Tuesday, March 23, 2010

Day 238

Mom – Day 238

So Zach is now in Kuwait, waiting for a flight to Afghanistan. I thought it would take him a good week to get back into country but I was wrong. How do I feel – yesterday I couldn’t write because my heart felt like it was torn to pieces. My feelings were exacerbated because I also didn’t feel good (some flu like thing). After dropping Zach off yesterday I couldn’t drive home, I felt so horrible. As if God plans everything, I called my friend Rachel to take me in yesterday. She couldn’t cure me but she nursed me. ---- I just finished saying “I love you” to Zach on Facebook chat. I didn’t want to let him go. How do I feel - I feel like I can’t breath, like a have a brick that is sitting on my chest, my hands are shaking and exhausted – just to move.

Keeping busy is what I know – and NO Dal, this doesn’t mean at home. I have so much work to do that I am not sure if I worked 18 hour days for the next 2 weeks I could keep up with everything I put on my “to do” list. I will try and work more because that will make my days go by. The sad thing is that I am not “smelling the roses”.

Okay, I know that I need to focus because there are many things to be grateful for. I know that there are people, close to me that have suffered more than I can imagine. I am grateful that I had 2 fantastic weeks with Zach and with a lot of the family. I know that he is strong, confident, and smart and is very capable of doing his job. I think that he is good at his job. I have many things to be grateful for. I am also grateful for my sister who is always sending boxes and helping me out and to my brother Jacob who always calls me and listens to me and offers support …. The list goes on.

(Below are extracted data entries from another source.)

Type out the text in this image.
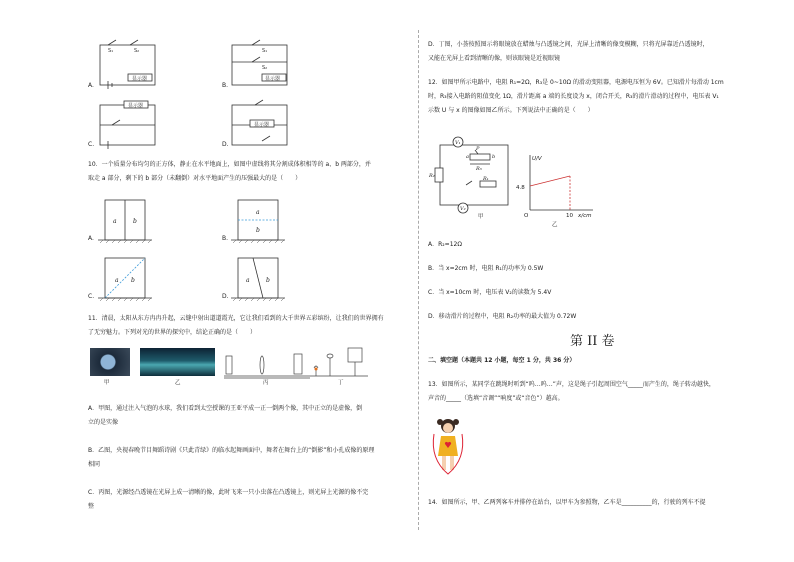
显示器	显示器
显示器
显示器
S₁	S₂	S₁
S₂
A.	B.
C.	D.
10．一个质量分布均匀的正方体，静止在水平地面上，如图中虚线将其分割成体积相等的 a、b 两部分，并
取走 a 部分，剩下的 b 部分（未翻倒）对水平地面产生的压强最大的是（　　）
a	b
a
b
a b	a	b
A.	B.
C.	D.
11．清晨，太阳从东方冉冉升起，云缝中射出道道霞光，它让我们看到的大千世界五彩缤纷，让我们的世界拥有
了无穷魅力。下列对光的世界的探究中，结论正确的是（　　）
甲	乙	丙	丁
A．甲图，通过注入气泡的水球，我们看到太空授课的王亚平成一正一倒两个像，其中正立的是虚像，倒
立的是实像
B．乙图，央视春晚节目舞蹈诗剧《只此青绿》的临水起舞画面中，舞者在舞台上的“倒影”和小孔成像的原理
相同
C．丙图，光源经凸透镜在光屏上成一清晰的像，此时飞来一只小虫落在凸透镜上，则光屏上光源的像不完
整
D．丁图，小荟按照图示将眼镜放在蜡烛与凸透镜之间，光屏上清晰的像变模糊，只将光屏靠近凸透镜时，
又能在光屏上看到清晰的像，则该眼镜是近视眼镜
12．如图甲所示电路中，电阻 R₁=2Ω，R₃是 0~10Ω 的滑动变阻器，电源电压恒为 6V。已知滑片每滑动 1cm
时，R₃接入电路的阻值变化 1Ω，滑片距离 a 端的长度设为 x，闭合开关，R₃的滑片滑动的过程中，电压表 V₁
示数 U 与 x 的图像如图乙所示。下列说法中正确的是（　　）
V₁
V₂
R₂
R₃
R₁
b
a
P
甲
U/V
x/cm
4.8
10
O
乙
A．R₂=12Ω
B．当 x=2cm 时，电阻 R₁的功率为 0.5W
C．当 x=10cm 时，电压表 V₂的读数为 5.4V
D．移动滑片的过程中，电阻 R₂功率的最大值为 0.72W
第 II 卷
二、填空题（本题共 12 小题，每空 1 分，共 36 分）
13．如图所示，某同学在跳绳时听到“呜…呜…”声，这是绳子引起周围空气_____而产生的，绳子转动越快，
声音的_____（选填“音调”“响度”或“音色”）越高。
14．如图所示，甲、乙两列客车并排停在站台，以甲车为参照物，乙车是__________的，行驶的列车不提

Please remember our soldiers, don’t let them be a side story in the newspaper until they come home. Please pray for them.

I love you Zach
xoxoxoxoxoxoxo

1 comment:

  1. I think I was finally getting to the point of living with my son at war, then today, and the horrible feelings are back. I know the weight you feel, as I feel the same, I am shaky as if I needed food, I dont.. Im sure my BP is through the roof.... Im so blessed for today but what about tomorrow and on and on... Im sick of this.. and I feel sooo very helpless. just helpless.